In the past decade, research has increasingly pointed to controllable lifestyle factors as integral to reducing the risk of cognitive decline. Researchers say that, as with heart disease, combating dementia will probably require a multipronged, or "cocktail," approach combining drugs and lifestyle changes.

“The message is that conditions like dementia are not immutable and are substantially modifiable by the environment,” said Lon Schneider, professor of psychiatry and the behavioral sciences at the Keck School of Medicine at the University of Southern California and a co-author of the Lancet report.

Noting that modifying all nine factors could reduce the risk by 35 percent, he said, “Compare that to how we’re developing drugs to treat dementia.

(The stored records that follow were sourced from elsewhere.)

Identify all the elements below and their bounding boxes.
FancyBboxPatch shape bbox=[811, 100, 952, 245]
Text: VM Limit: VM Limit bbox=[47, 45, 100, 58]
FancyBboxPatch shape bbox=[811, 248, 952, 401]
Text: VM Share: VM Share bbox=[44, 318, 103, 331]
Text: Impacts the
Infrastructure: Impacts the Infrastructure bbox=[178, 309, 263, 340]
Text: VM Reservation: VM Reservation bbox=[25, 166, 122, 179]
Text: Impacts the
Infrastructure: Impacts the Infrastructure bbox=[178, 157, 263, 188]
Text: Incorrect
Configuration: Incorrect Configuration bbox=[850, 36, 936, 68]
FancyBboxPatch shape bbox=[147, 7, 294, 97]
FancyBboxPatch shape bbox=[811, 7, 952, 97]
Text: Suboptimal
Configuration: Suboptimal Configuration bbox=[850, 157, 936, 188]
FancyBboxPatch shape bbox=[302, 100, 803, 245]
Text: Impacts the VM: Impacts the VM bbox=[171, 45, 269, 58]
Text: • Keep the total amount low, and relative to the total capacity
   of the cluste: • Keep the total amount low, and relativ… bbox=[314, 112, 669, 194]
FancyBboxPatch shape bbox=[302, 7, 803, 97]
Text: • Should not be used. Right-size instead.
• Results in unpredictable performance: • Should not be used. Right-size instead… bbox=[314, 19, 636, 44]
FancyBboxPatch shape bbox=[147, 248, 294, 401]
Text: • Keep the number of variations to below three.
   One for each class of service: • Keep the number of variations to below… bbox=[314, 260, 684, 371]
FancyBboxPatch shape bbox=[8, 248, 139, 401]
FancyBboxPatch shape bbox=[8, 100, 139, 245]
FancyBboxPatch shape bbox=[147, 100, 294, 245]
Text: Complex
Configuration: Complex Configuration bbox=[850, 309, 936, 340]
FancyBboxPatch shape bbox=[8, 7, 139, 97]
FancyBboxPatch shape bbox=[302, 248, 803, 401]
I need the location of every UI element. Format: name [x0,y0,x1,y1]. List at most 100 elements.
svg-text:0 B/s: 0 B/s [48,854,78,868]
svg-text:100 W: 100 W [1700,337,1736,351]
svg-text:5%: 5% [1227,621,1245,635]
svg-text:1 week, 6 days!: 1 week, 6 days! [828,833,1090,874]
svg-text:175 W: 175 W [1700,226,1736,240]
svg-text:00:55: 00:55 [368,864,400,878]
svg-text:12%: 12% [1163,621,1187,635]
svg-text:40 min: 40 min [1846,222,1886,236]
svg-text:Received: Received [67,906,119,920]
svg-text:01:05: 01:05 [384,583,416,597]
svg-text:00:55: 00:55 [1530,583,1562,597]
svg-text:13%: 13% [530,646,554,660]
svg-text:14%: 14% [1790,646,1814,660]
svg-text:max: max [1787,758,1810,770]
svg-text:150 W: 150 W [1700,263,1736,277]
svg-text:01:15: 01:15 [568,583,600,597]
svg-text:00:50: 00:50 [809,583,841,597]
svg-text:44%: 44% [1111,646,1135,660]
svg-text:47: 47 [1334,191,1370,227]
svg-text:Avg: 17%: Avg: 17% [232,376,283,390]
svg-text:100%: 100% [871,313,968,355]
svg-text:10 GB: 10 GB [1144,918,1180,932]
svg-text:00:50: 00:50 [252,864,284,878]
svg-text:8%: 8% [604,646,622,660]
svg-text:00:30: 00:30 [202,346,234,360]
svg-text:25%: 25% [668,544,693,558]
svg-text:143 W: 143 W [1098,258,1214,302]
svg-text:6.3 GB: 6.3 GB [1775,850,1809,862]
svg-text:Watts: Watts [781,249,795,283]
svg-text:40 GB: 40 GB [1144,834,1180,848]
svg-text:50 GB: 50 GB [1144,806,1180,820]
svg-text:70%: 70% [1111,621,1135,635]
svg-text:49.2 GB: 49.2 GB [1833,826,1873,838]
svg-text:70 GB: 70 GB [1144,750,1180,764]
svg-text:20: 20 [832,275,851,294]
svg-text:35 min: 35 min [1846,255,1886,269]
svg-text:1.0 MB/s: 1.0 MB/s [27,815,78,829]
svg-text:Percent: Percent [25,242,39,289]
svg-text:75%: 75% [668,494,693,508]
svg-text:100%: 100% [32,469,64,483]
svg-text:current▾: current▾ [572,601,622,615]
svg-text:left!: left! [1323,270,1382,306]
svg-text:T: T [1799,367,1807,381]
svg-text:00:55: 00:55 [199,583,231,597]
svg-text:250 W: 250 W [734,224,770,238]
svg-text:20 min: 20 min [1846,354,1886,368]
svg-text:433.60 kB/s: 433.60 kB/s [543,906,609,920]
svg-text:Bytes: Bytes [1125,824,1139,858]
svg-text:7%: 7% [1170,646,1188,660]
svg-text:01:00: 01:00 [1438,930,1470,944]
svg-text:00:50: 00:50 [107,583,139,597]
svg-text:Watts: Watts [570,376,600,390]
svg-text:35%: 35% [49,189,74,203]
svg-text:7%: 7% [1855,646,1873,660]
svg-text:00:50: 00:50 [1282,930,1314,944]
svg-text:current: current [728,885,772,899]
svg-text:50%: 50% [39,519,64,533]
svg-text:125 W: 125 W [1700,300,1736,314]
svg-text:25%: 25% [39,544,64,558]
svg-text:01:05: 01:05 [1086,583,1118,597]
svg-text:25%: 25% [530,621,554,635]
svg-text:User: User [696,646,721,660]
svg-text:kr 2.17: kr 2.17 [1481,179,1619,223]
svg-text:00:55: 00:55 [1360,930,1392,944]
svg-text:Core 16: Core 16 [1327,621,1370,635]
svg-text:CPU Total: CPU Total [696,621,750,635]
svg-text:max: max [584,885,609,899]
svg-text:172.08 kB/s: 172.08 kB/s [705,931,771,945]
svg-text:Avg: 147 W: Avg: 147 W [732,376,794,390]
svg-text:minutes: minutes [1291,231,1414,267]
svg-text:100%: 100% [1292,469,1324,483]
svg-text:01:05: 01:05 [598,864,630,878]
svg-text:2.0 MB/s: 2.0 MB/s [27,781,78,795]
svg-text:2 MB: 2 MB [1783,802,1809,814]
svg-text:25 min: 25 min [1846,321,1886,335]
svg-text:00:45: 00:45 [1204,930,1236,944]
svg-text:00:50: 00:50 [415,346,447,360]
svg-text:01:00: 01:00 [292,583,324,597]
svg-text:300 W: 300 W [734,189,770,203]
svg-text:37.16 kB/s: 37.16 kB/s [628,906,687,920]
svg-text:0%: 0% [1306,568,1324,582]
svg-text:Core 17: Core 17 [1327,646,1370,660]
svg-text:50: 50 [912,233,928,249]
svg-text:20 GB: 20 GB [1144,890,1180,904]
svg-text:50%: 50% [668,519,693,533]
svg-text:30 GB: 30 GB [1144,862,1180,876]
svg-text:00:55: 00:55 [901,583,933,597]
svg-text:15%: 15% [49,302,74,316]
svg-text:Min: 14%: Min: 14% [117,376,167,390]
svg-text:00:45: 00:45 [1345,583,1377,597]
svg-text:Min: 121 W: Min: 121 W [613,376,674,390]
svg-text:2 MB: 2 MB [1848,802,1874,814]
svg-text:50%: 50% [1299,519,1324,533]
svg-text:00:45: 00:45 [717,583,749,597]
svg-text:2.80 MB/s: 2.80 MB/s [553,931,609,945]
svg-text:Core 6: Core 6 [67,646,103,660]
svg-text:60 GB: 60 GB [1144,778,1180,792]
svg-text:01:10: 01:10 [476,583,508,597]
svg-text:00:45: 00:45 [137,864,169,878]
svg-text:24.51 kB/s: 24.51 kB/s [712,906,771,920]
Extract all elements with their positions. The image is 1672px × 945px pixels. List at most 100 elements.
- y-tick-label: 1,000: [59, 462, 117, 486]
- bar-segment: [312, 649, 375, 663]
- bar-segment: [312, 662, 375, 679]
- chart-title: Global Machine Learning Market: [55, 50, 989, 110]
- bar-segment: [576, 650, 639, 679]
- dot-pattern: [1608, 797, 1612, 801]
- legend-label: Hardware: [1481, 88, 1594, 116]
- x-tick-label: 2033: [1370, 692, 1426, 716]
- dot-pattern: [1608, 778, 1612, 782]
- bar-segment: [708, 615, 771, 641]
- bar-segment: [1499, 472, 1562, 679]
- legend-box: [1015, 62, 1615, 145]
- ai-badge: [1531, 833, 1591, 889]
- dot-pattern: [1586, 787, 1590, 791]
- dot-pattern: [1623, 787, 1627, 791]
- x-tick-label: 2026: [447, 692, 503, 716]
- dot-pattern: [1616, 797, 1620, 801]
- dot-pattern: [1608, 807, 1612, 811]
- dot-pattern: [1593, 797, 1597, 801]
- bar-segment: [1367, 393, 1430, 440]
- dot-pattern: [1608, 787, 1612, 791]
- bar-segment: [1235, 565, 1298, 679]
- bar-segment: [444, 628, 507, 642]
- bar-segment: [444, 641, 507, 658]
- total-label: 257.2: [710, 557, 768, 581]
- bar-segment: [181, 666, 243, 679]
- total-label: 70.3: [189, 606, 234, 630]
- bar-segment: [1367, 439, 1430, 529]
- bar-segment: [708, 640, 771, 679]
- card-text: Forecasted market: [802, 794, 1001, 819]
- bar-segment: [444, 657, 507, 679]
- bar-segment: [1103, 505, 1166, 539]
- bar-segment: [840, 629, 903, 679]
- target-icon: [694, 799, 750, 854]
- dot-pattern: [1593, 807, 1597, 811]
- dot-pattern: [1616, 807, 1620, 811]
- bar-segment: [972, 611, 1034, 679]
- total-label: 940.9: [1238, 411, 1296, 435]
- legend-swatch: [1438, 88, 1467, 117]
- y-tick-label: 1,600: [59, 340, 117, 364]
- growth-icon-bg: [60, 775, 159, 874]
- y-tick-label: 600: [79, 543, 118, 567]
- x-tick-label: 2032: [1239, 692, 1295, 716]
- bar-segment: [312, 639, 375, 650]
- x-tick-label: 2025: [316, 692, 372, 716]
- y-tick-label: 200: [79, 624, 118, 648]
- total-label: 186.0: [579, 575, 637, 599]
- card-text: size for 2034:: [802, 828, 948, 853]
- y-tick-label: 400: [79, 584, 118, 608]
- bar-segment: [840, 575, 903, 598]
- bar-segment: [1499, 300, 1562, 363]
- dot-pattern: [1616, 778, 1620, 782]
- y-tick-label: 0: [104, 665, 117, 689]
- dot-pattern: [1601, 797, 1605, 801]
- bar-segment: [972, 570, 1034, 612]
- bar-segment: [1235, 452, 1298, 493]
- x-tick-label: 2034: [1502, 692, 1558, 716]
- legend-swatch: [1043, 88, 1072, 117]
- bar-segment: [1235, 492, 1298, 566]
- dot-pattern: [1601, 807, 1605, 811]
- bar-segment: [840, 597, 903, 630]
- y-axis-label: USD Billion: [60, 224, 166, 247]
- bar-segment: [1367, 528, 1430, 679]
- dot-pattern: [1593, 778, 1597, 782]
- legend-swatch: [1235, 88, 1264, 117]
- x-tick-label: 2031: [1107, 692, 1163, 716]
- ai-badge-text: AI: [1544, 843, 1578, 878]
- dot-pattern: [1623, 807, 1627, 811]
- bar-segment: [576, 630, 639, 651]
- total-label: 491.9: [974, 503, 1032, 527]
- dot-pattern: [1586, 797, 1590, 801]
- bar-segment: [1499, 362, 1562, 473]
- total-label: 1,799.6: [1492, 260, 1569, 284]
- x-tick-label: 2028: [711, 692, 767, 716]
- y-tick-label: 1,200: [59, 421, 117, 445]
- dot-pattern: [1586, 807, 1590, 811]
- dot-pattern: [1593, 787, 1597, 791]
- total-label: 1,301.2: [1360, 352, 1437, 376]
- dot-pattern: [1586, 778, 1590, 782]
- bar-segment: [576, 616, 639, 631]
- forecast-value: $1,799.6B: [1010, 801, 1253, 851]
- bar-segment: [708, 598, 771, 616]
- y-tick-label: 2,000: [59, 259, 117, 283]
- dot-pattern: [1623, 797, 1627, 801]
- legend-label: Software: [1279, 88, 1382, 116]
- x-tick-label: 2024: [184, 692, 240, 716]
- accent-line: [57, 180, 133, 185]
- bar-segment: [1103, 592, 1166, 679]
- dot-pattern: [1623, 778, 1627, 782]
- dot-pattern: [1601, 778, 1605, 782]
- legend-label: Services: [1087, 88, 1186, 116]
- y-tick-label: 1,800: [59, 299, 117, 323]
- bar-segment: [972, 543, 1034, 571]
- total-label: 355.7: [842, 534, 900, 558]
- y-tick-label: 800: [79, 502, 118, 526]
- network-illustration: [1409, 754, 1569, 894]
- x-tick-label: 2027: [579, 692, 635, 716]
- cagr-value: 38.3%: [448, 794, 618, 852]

Dementia is not a condition that’s ever going to be such that a single drug can be considered a cure for the illness.” Lifestyle modification is inexpensive, he said, adding that a 35 percent reduction of risk is “far larger than anything you can ever expect for drugs.”

Last month, a report by the National Academies of Sciences, Engineering and Medicine took a more cautious approach to the effects of lifestyle modification, finding that evidence of their efficacy derived from randomized controlled trials "remains relatively limited and has significant shortcomings."

That report, which was sponsored by the National Institute on Aging and used different methodologies than the Lancet Commission's, found that just three types of intervention offered "encouraging but inconclusive" evidence: cognitive training, blood pressure management for hypertension and increased physical exercise.

Ronald C. Petersen, director of the Mayo Clinic Alzheimer’s Disease Research Center and the Mayo Clinic Study of Aging, presented the report Wednesday at the conference and said large trials that are ongoing or forthcoming could provide more evidence to support the effects of lifestyle intervention.

One such study was announced Wednesday at the conference: In 2018, the Alzheimer’s Association plans to launch a $20 million two-year clinical trial to see if lifestyle changes can prevent cognitive decline.

Modeled after a larger 2014 study in Finland that showed positive results, the study will work with 2,500 older adults at risk for cognitive decline. It will test whether two years of intervention that includes physical exercise, nutritional counseling, social and cognitive stimulation, and improved self-management will help cognitive function in participants 60 to 79 years old.

Similar studies are also underway in Singapore and Australia.